RESEARCH

Protein synthesis (translation) is carried out by the ribosome with numerous translation factors. We have successfully established the in vitro protein expression system using purified human ribosomes and translation factors. This system is now used to explore how the human translation is regulated and dysregulated.

We are creating cell-like vessels (artificial eukaryotic cells) by assembling cellular components. We enclose the human reconstituted translation system in the cell-like vessels, and express therein various proteins such as the Huntingtin-gene product, which forms aggregates in the nerve cells and causes Huntington's disease. We are thus creating in vitro model systems for diseases using these cell-like vessels.

Fig 1 Translation of CoV2
The genome RNA of the coronavirus comprises of approximately 3x104 nucleotides, and upon translation two large polyproteins are produced. Whereas the smaller polyprotein is generated by the authentic translation, the larger one, which contains the RNA polymerase, is synthesized through an event called frameshift. The RNA polymerase amplifies the genome RNA and synthesizes sub-genomic RNAs, leading to amplification of the virus.

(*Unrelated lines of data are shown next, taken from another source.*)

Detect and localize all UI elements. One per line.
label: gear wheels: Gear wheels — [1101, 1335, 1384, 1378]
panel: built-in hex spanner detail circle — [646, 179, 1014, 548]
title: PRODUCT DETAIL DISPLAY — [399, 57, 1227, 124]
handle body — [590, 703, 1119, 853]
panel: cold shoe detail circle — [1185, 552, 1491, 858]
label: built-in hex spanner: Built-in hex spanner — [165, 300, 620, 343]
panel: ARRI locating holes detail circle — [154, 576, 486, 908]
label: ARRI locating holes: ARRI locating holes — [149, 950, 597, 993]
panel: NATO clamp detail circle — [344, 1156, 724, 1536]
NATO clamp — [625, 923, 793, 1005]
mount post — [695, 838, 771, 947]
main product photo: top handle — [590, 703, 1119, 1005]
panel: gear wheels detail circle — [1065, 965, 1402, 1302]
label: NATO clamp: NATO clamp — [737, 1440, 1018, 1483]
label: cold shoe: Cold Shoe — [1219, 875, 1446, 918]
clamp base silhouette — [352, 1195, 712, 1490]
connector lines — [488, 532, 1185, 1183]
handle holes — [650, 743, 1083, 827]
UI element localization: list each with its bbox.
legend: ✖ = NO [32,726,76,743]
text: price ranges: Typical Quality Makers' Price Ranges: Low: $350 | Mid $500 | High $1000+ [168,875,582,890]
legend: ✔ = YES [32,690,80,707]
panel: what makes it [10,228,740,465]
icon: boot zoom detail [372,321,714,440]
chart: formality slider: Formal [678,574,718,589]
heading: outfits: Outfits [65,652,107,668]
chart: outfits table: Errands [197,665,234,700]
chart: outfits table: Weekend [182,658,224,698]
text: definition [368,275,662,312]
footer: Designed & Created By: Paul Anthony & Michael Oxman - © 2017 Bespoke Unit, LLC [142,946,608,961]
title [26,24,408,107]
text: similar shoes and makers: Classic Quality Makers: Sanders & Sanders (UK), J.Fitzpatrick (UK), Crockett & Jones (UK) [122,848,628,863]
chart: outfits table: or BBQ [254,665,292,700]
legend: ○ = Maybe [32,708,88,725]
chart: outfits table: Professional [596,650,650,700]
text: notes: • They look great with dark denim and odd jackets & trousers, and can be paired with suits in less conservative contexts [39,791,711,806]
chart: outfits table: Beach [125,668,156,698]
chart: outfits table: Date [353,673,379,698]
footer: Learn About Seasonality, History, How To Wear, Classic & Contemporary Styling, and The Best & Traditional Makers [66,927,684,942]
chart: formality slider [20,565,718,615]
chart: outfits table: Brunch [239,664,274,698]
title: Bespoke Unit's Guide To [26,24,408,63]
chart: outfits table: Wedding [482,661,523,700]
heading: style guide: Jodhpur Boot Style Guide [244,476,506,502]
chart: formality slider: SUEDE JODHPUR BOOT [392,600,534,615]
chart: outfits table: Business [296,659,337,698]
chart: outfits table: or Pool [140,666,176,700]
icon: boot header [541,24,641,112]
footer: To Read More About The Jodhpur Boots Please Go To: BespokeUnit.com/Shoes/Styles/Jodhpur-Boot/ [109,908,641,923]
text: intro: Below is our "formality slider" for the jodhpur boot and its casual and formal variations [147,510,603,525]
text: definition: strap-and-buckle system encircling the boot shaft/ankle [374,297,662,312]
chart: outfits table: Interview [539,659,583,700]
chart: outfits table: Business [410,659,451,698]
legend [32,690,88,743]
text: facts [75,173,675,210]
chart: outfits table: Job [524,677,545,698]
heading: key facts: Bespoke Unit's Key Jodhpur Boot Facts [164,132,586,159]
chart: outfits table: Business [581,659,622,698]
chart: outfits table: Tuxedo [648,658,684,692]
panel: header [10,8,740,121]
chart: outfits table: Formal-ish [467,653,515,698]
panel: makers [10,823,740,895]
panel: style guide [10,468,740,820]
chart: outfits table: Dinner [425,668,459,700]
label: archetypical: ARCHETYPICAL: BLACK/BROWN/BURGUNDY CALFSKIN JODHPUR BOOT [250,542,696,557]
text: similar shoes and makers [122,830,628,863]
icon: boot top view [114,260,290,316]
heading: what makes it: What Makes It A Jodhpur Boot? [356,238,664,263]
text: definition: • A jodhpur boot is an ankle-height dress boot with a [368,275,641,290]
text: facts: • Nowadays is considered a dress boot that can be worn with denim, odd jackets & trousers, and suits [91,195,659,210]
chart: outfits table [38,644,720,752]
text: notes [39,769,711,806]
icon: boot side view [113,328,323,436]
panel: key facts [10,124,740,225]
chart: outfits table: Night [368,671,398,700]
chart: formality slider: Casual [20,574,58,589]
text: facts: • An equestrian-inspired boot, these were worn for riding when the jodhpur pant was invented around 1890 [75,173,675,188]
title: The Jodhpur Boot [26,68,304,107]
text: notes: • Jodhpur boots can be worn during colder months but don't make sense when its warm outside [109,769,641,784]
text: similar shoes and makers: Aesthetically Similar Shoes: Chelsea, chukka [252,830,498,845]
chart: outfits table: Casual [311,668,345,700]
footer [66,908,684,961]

Fig 2 Reporter assay system for CoV2 frameshift
An expression vector for the in vitro translation is constructed by incorporating a nucleotide fragment involved in the frameshift event of CoV2. This vector is devised such that EGFP (a fluorescent protein) can be produced upon the frameshift event.

Fig 3 Inhibitor screening for CoV2 frameshift
The in vitro translation system programmed with the CoV2-EGFP expression vector is distributed to numerous plate wells, where different chemicals are input in advance. If a fluorescent score from a well is reduced, the well is judged to contain a chemical that potentially inhibits the CoV2 frameshift.